Japan's Nikkei share index and the MSCI index of Asian shares outside of Japan rose 0.16 percent and 0.23 percent respectively, with shares of energy and resource companies outperforming.
Relief that turmoil in Egypt was not escalating helped provide a floor for the market.
Investors are finally able to focus on corporate earnings and some stocks are set to benefit from expectations for their results and forecasts, said Masumi Yamamoto of Daiwa Securities Capital Markets.
Sentiment was supported by U.S. data showing factory activity in the Midwest hit a 22- year high in January as orders surged and employment prospects brightened, providing further signs that the economy would stay on a solid growth path this year.
Strong earnings reports and boosted mergers and acquisitions activity also prompted investors to take a more sanguine view of events in Egypt and renew purchases of riskier assets.
The Dow Jones industrial average closed up 0.68 percent overnight, while the Standard & Poor's 500 Index gained 0.87 percent.
Brent crude hovered just above $100 after soaring as high as $101.73 overnight, while U.S. crude futures steadied above $92.
Saudi Arabia said OPEC was concerned by unrest in Egypt, where protesters seeking the removal of President Hosni Mubarak planned a million-strong march on Monday, but saw no need for an immediate boost in output as there was no oil shortage.
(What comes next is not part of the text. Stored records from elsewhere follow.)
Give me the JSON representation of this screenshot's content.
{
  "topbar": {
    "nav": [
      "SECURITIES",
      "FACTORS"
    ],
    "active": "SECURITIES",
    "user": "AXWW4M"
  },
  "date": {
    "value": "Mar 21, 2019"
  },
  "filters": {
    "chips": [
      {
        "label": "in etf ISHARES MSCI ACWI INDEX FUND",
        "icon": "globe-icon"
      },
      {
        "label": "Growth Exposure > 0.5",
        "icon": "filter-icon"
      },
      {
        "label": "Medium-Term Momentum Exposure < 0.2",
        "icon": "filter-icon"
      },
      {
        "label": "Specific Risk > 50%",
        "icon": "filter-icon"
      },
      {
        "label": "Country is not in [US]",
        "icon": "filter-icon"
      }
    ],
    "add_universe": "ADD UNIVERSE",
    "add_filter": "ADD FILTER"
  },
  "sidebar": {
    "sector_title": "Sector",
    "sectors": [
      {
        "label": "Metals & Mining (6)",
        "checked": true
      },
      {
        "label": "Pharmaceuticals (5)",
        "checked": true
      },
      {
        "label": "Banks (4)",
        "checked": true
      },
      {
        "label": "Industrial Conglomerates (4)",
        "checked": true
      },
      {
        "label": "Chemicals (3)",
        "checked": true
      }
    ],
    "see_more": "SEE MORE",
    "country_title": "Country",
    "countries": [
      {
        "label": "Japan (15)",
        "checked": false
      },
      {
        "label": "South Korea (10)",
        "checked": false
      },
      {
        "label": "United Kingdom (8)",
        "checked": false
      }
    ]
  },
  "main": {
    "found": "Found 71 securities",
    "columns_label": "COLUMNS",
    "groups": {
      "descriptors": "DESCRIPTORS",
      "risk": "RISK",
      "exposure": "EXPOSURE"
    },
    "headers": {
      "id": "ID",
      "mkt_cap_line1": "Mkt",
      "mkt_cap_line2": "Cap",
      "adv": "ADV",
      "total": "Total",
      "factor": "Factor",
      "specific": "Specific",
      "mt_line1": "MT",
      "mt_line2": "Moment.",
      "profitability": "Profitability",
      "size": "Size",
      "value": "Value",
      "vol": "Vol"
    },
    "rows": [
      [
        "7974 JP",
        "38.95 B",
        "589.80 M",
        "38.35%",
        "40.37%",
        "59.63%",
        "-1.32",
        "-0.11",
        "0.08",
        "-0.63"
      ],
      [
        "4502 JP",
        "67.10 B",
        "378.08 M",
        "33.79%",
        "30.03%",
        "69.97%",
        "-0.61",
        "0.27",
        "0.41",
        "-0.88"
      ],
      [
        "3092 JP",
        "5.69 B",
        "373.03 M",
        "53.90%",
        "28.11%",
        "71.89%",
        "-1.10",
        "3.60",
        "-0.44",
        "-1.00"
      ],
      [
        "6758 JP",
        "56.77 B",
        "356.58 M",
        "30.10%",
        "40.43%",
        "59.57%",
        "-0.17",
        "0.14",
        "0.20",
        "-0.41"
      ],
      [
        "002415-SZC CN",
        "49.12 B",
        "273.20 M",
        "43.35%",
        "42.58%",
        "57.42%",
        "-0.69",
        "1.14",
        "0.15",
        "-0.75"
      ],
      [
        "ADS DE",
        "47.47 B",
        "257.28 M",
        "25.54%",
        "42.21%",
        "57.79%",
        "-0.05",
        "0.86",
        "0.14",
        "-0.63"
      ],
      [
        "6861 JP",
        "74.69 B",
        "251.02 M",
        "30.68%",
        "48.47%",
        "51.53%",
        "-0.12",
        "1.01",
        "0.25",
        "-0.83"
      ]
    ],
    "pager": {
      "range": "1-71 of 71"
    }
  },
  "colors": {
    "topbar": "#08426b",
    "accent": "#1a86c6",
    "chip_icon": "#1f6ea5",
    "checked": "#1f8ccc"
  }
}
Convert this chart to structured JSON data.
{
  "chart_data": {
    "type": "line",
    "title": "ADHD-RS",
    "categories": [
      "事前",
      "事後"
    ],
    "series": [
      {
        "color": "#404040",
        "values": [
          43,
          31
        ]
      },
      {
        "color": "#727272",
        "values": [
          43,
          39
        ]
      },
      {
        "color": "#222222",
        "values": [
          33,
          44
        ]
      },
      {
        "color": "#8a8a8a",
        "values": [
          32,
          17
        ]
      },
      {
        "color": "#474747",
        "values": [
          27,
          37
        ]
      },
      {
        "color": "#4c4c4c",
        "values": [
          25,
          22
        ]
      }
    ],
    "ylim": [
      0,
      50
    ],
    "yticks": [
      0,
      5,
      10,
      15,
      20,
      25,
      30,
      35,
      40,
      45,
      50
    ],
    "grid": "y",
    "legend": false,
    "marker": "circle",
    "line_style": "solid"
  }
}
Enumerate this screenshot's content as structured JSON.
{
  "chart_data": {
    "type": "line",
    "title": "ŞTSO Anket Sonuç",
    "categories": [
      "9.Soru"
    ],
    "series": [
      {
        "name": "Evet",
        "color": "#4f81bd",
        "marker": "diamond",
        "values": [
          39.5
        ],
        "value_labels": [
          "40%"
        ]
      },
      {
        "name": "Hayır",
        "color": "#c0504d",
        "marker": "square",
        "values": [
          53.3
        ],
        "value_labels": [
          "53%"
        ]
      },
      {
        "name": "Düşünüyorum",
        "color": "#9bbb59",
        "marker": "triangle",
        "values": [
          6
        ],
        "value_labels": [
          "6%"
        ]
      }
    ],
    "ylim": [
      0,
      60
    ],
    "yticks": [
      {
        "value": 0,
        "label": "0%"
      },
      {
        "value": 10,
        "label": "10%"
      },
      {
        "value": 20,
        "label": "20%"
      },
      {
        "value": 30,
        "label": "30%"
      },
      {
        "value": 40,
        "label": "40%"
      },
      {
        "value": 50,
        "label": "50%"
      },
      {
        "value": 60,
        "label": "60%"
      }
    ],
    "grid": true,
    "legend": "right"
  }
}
London copper rallied to a record $9,832 on Tuesday and tin also rose to an unprecedented $30,400 a tonne and shanghai copper hits its highest in nearly four years.
Stock markets in Shanghai and Hong Kong were little changed with investors reluctant to stake out fresh positions ahead of long Lunar New Year holidays later this week.
China's official purchasing managers' index fell in January to its lowest level in five months. Though activity continued to expand, input prices rose quickly, keeping pressure on Beijing to tighten policy to contain inflationary pressures.
This indicates that the economic recovery trend is not yet clear, and we may see economic growth slow down a bit, Zhang Liqun, a government researcher, said in a statement accompanying the release.
The data signaled that demand for oil may not rise as quickly in China, the world's second largest oil user.
In Korea, the finance ministry said consumer inflation was expected to hover at the 4 percent range in the current quarter before softening to 3 percent in the second half. The index rose 4.1 percent in January, above a 3.9 percent forecast in a Reuters poll.
Indonesia's annual inflation picked up in January to a 21-month high of 7.02 percent, above the central bank's end-2011 target range of 4-6 percent. Some economists brought forward their expectations for a central bank rate hike to this Friday.
Annual core inflation in Thailand slipped to 1.3 percent from 1.4 percent in December, while headline inflation was stuck at around 3.0 percent. Economists said food price inflation was less marked than in other countries, but authorities had to keep close watch on rises in oil and raw materials.